CbN is a Linux live distribution that allows one to run standard desktop hardware as an MPI computing cluster without modification to the local hard disk or network topology (i.e. cluster nodes can receive their IP address from an existing dhcp server). The distribution is minimal—there is no support for NFS or a graphical desktop environment. The master node resides in 30 MB of ram, and the compute nodes even less. Compile an executable or write a Ruby or Lua script, send it to the master node, and distribute/run it on all the nodes automatically via SSH. The distribution is based on Tiny Core Linux
This project was initially inspired by the far more feature-rich Pelican HPC distribution, though no code is shared.
Cluster by Night Screencast from Dept. Dirigible Flightcraft on Vimeo
Burn the image files to a cd, then use them to boot up computers. On Windows machines you usually have to press one of the function keys during the BIOS and on Intel-based iMac computers you need to hold down the ‘c’ key after the machine is turned on. If you want to use a USB drive to boot the machines, use Unetbootin to write the ISO file onto the drive.

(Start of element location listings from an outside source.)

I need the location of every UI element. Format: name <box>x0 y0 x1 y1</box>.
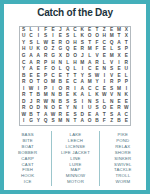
grid-cell: A <box>79 118 86 125</box>
grid-cell: F <box>101 118 108 125</box>
grid-cell: G <box>27 118 34 125</box>
grid-cell: S <box>49 118 56 125</box>
puzzle-title: Catch of the Day <box>4 7 146 18</box>
grid-cell: O <box>86 118 93 125</box>
grid-cell: Y <box>35 118 42 125</box>
grid-cell: N <box>64 118 71 125</box>
grid-cell: E <box>123 118 130 125</box>
word-list-item: WORM <box>100 179 146 185</box>
grid-cell: I <box>20 118 27 125</box>
word-search-grid: SLIFEJACKETZEMXUCISIESLKOOHMTXYSLWEROHST… <box>19 26 131 126</box>
word-list-column-2: LAKELEECHLICENSELIFE JACKETLINELUREMAPMI… <box>51 131 98 186</box>
grid-cell: B <box>115 118 122 125</box>
word-list: BASSBITEBOATBOBBERCARPCASTFISHHOOKICE LA… <box>4 131 146 186</box>
word-list-item: ICE <box>4 179 51 185</box>
word-list-column-1: BASSBITEBOATBOBBERCARPCASTFISHHOOKICE <box>4 131 51 186</box>
grid-cell: Z <box>108 118 115 125</box>
grid-cell: Q <box>42 118 49 125</box>
grid-cell: M <box>57 118 64 125</box>
grid-cell: B <box>93 118 100 125</box>
grid-cell: T <box>71 118 78 125</box>
word-list-item: MOTOR <box>52 179 98 185</box>
puzzle-card: Catch of the Day SLIFEJACKETZEMXUCISIESL… <box>0 0 150 194</box>
word-list-column-3: PIKEPONDRELAXSHORESINKERSWIVELTACKLETROL… <box>99 131 146 186</box>
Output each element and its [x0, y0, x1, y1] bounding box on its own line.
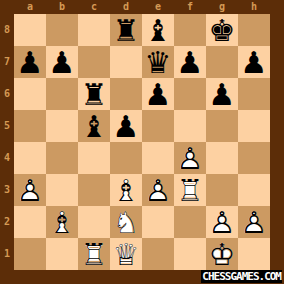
square-a2[interactable]: [14, 206, 46, 238]
black-king: ♚: [206, 14, 238, 46]
bishop-outline: ♗: [110, 174, 142, 206]
black-pawn: ♟: [238, 46, 270, 78]
square-g6[interactable]: ♟: [206, 78, 238, 110]
file-label-a: a: [14, 0, 46, 14]
square-d1[interactable]: ♛♕: [110, 238, 142, 270]
chess-diagram-frame: abcdefgh 87654321 ♜♝♚♟♟♛♟♟♜♟♟♝♟♟♙♟♙♝♗♟♙♜…: [0, 0, 284, 284]
square-f7[interactable]: ♟: [174, 46, 206, 78]
square-e7[interactable]: ♛: [142, 46, 174, 78]
pawn-outline: ♙: [174, 142, 206, 174]
king-outline: ♔: [206, 238, 238, 270]
rank-label-1: 1: [0, 238, 14, 270]
square-g3[interactable]: [206, 174, 238, 206]
square-f5[interactable]: [174, 110, 206, 142]
square-c6[interactable]: ♜: [78, 78, 110, 110]
square-a7[interactable]: ♟: [14, 46, 46, 78]
rook-outline: ♖: [174, 174, 206, 206]
chessgames-watermark: CHESSGAMES.COM: [201, 270, 282, 283]
square-e1[interactable]: [142, 238, 174, 270]
rank-label-3: 3: [0, 174, 14, 206]
black-bishop: ♝: [142, 14, 174, 46]
file-labels-row: abcdefgh: [14, 0, 270, 14]
square-d4[interactable]: [110, 142, 142, 174]
rook-outline: ♖: [78, 238, 110, 270]
file-label-b: b: [46, 0, 78, 14]
square-d8[interactable]: ♜: [110, 14, 142, 46]
square-h8[interactable]: [238, 14, 270, 46]
bishop-outline: ♗: [46, 206, 78, 238]
chess-board: ♜♝♚♟♟♛♟♟♜♟♟♝♟♟♙♟♙♝♗♟♙♜♖♝♗♞♘♟♙♟♙♜♖♛♕♚♔: [14, 14, 270, 270]
square-c4[interactable]: [78, 142, 110, 174]
square-f1[interactable]: [174, 238, 206, 270]
black-pawn: ♟: [110, 110, 142, 142]
square-b7[interactable]: ♟: [46, 46, 78, 78]
black-rook: ♜: [78, 78, 110, 110]
square-e5[interactable]: [142, 110, 174, 142]
square-d2[interactable]: ♞♘: [110, 206, 142, 238]
square-h5[interactable]: [238, 110, 270, 142]
black-rook: ♜: [110, 14, 142, 46]
black-pawn: ♟: [142, 78, 174, 110]
square-h6[interactable]: [238, 78, 270, 110]
square-c2[interactable]: [78, 206, 110, 238]
square-g1[interactable]: ♚♔: [206, 238, 238, 270]
black-queen: ♛: [142, 46, 174, 78]
square-b3[interactable]: [46, 174, 78, 206]
square-g4[interactable]: [206, 142, 238, 174]
knight-outline: ♘: [110, 206, 142, 238]
square-a8[interactable]: [14, 14, 46, 46]
square-h2[interactable]: ♟♙: [238, 206, 270, 238]
square-g8[interactable]: ♚: [206, 14, 238, 46]
rank-label-5: 5: [0, 110, 14, 142]
black-pawn: ♟: [14, 46, 46, 78]
square-d7[interactable]: [110, 46, 142, 78]
square-e6[interactable]: ♟: [142, 78, 174, 110]
square-g2[interactable]: ♟♙: [206, 206, 238, 238]
square-b2[interactable]: ♝♗: [46, 206, 78, 238]
rank-label-8: 8: [0, 14, 14, 46]
square-c7[interactable]: [78, 46, 110, 78]
pawn-outline: ♙: [238, 206, 270, 238]
square-a5[interactable]: [14, 110, 46, 142]
rank-label-7: 7: [0, 46, 14, 78]
square-c3[interactable]: [78, 174, 110, 206]
black-pawn: ♟: [174, 46, 206, 78]
black-pawn: ♟: [46, 46, 78, 78]
queen-outline: ♕: [110, 238, 142, 270]
rank-label-6: 6: [0, 78, 14, 110]
square-d3[interactable]: ♝♗: [110, 174, 142, 206]
square-f2[interactable]: [174, 206, 206, 238]
file-label-f: f: [174, 0, 206, 14]
square-h7[interactable]: ♟: [238, 46, 270, 78]
square-a3[interactable]: ♟♙: [14, 174, 46, 206]
square-a6[interactable]: [14, 78, 46, 110]
black-pawn: ♟: [206, 78, 238, 110]
black-bishop: ♝: [78, 110, 110, 142]
square-e4[interactable]: [142, 142, 174, 174]
square-g5[interactable]: [206, 110, 238, 142]
square-b5[interactable]: [46, 110, 78, 142]
file-label-c: c: [78, 0, 110, 14]
square-f8[interactable]: [174, 14, 206, 46]
square-b1[interactable]: [46, 238, 78, 270]
square-h3[interactable]: [238, 174, 270, 206]
square-f3[interactable]: ♜♖: [174, 174, 206, 206]
square-e8[interactable]: ♝: [142, 14, 174, 46]
square-f4[interactable]: ♟♙: [174, 142, 206, 174]
square-a1[interactable]: [14, 238, 46, 270]
file-label-d: d: [110, 0, 142, 14]
square-h4[interactable]: [238, 142, 270, 174]
square-b6[interactable]: [46, 78, 78, 110]
pawn-outline: ♙: [142, 174, 174, 206]
file-label-h: h: [238, 0, 270, 14]
square-d6[interactable]: [110, 78, 142, 110]
rank-label-4: 4: [0, 142, 14, 174]
square-b4[interactable]: [46, 142, 78, 174]
square-e3[interactable]: ♟♙: [142, 174, 174, 206]
file-label-g: g: [206, 0, 238, 14]
square-b8[interactable]: [46, 14, 78, 46]
square-d5[interactable]: ♟: [110, 110, 142, 142]
square-h1[interactable]: [238, 238, 270, 270]
square-e2[interactable]: [142, 206, 174, 238]
rank-label-2: 2: [0, 206, 14, 238]
file-label-e: e: [142, 0, 174, 14]
square-c5[interactable]: ♝: [78, 110, 110, 142]
square-c1[interactable]: ♜♖: [78, 238, 110, 270]
rank-labels-column: 87654321: [0, 14, 14, 270]
pawn-outline: ♙: [14, 174, 46, 206]
square-f6[interactable]: [174, 78, 206, 110]
square-a4[interactable]: [14, 142, 46, 174]
square-c8[interactable]: [78, 14, 110, 46]
square-g7[interactable]: [206, 46, 238, 78]
pawn-outline: ♙: [206, 206, 238, 238]
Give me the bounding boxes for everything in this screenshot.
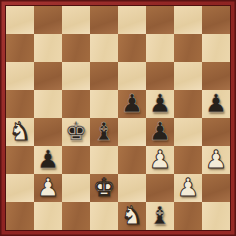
square-h6[interactable] xyxy=(202,62,230,90)
white-pawn[interactable]: ♟ xyxy=(34,174,62,202)
square-e2[interactable] xyxy=(118,174,146,202)
square-a5[interactable] xyxy=(6,90,34,118)
square-h2[interactable] xyxy=(202,174,230,202)
black-pawn[interactable]: ♟ xyxy=(146,118,174,146)
chess-board: ♟♟♟♞♚♝♟♟♟♟♟♚♟♞♝ xyxy=(6,6,230,230)
square-h5[interactable]: ♟ xyxy=(202,90,230,118)
black-bishop[interactable]: ♝ xyxy=(90,118,118,146)
square-a6[interactable] xyxy=(6,62,34,90)
square-c1[interactable] xyxy=(62,202,90,230)
square-b3[interactable]: ♟ xyxy=(34,146,62,174)
square-g1[interactable] xyxy=(174,202,202,230)
chess-board-frame: ♟♟♟♞♚♝♟♟♟♟♟♚♟♞♝ xyxy=(0,0,236,236)
square-d8[interactable] xyxy=(90,6,118,34)
square-d3[interactable] xyxy=(90,146,118,174)
square-b5[interactable] xyxy=(34,90,62,118)
square-g8[interactable] xyxy=(174,6,202,34)
black-bishop[interactable]: ♝ xyxy=(146,202,174,230)
white-knight[interactable]: ♞ xyxy=(6,118,34,146)
square-b6[interactable] xyxy=(34,62,62,90)
square-e8[interactable] xyxy=(118,6,146,34)
square-d7[interactable] xyxy=(90,34,118,62)
black-pawn[interactable]: ♟ xyxy=(118,90,146,118)
square-g5[interactable] xyxy=(174,90,202,118)
square-e3[interactable] xyxy=(118,146,146,174)
white-pawn[interactable]: ♟ xyxy=(174,174,202,202)
square-f1[interactable]: ♝ xyxy=(146,202,174,230)
square-c7[interactable] xyxy=(62,34,90,62)
square-g6[interactable] xyxy=(174,62,202,90)
square-f5[interactable]: ♟ xyxy=(146,90,174,118)
square-a7[interactable] xyxy=(6,34,34,62)
black-pawn[interactable]: ♟ xyxy=(202,90,230,118)
square-c2[interactable] xyxy=(62,174,90,202)
square-e4[interactable] xyxy=(118,118,146,146)
square-a8[interactable] xyxy=(6,6,34,34)
black-king[interactable]: ♚ xyxy=(62,118,90,146)
square-c3[interactable] xyxy=(62,146,90,174)
square-d5[interactable] xyxy=(90,90,118,118)
square-e5[interactable]: ♟ xyxy=(118,90,146,118)
square-g4[interactable] xyxy=(174,118,202,146)
square-h7[interactable] xyxy=(202,34,230,62)
square-g7[interactable] xyxy=(174,34,202,62)
square-c8[interactable] xyxy=(62,6,90,34)
square-e6[interactable] xyxy=(118,62,146,90)
square-g3[interactable] xyxy=(174,146,202,174)
square-d1[interactable] xyxy=(90,202,118,230)
square-b8[interactable] xyxy=(34,6,62,34)
square-d4[interactable]: ♝ xyxy=(90,118,118,146)
square-b7[interactable] xyxy=(34,34,62,62)
square-g2[interactable]: ♟ xyxy=(174,174,202,202)
square-e1[interactable]: ♞ xyxy=(118,202,146,230)
white-pawn[interactable]: ♟ xyxy=(202,146,230,174)
square-f8[interactable] xyxy=(146,6,174,34)
square-b4[interactable] xyxy=(34,118,62,146)
square-f6[interactable] xyxy=(146,62,174,90)
square-c6[interactable] xyxy=(62,62,90,90)
black-pawn[interactable]: ♟ xyxy=(34,146,62,174)
square-f3[interactable]: ♟ xyxy=(146,146,174,174)
square-c5[interactable] xyxy=(62,90,90,118)
square-a3[interactable] xyxy=(6,146,34,174)
black-pawn[interactable]: ♟ xyxy=(146,90,174,118)
square-a1[interactable] xyxy=(6,202,34,230)
square-b2[interactable]: ♟ xyxy=(34,174,62,202)
square-d6[interactable] xyxy=(90,62,118,90)
white-pawn[interactable]: ♟ xyxy=(146,146,174,174)
square-a2[interactable] xyxy=(6,174,34,202)
square-e7[interactable] xyxy=(118,34,146,62)
square-f4[interactable]: ♟ xyxy=(146,118,174,146)
square-a4[interactable]: ♞ xyxy=(6,118,34,146)
square-h1[interactable] xyxy=(202,202,230,230)
square-h8[interactable] xyxy=(202,6,230,34)
square-f2[interactable] xyxy=(146,174,174,202)
square-b1[interactable] xyxy=(34,202,62,230)
square-d2[interactable]: ♚ xyxy=(90,174,118,202)
white-king[interactable]: ♚ xyxy=(90,174,118,202)
square-h4[interactable] xyxy=(202,118,230,146)
square-f7[interactable] xyxy=(146,34,174,62)
square-h3[interactable]: ♟ xyxy=(202,146,230,174)
white-knight[interactable]: ♞ xyxy=(118,202,146,230)
square-c4[interactable]: ♚ xyxy=(62,118,90,146)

The master machine must be booted first. Login as ‘tc’. When the nodes boot, they will ask for the master ip address and will drop into a terminal when they have successfully downloaded the master machine’s public key. You don’t need to do anything with the node computers after this point, but you can run the ‘top’ program to watch jobs on that node.
Once the machines are booted, run ‘cbn reset’ on the master to generate the machine file. The master generates the machine file by simply trying to ssh into each address that downloaded the master’s public key. Before you can ssh yourself into the master machine (to transfer your files to/from there) you need to give it a password by running ‘passwd’. To distribute your files to all the nodes, use ‘cbn dist file1 file2 …’, and then execute your programs using ‘cbn_run -np 4’ or however many CPUs your cluster has (‘cbn_run’ is a simple wrapper to ‘mpi_run’ that adds some extra flags so OpenMPI doesn’t complain about not having fancy pants libraries every time you run it).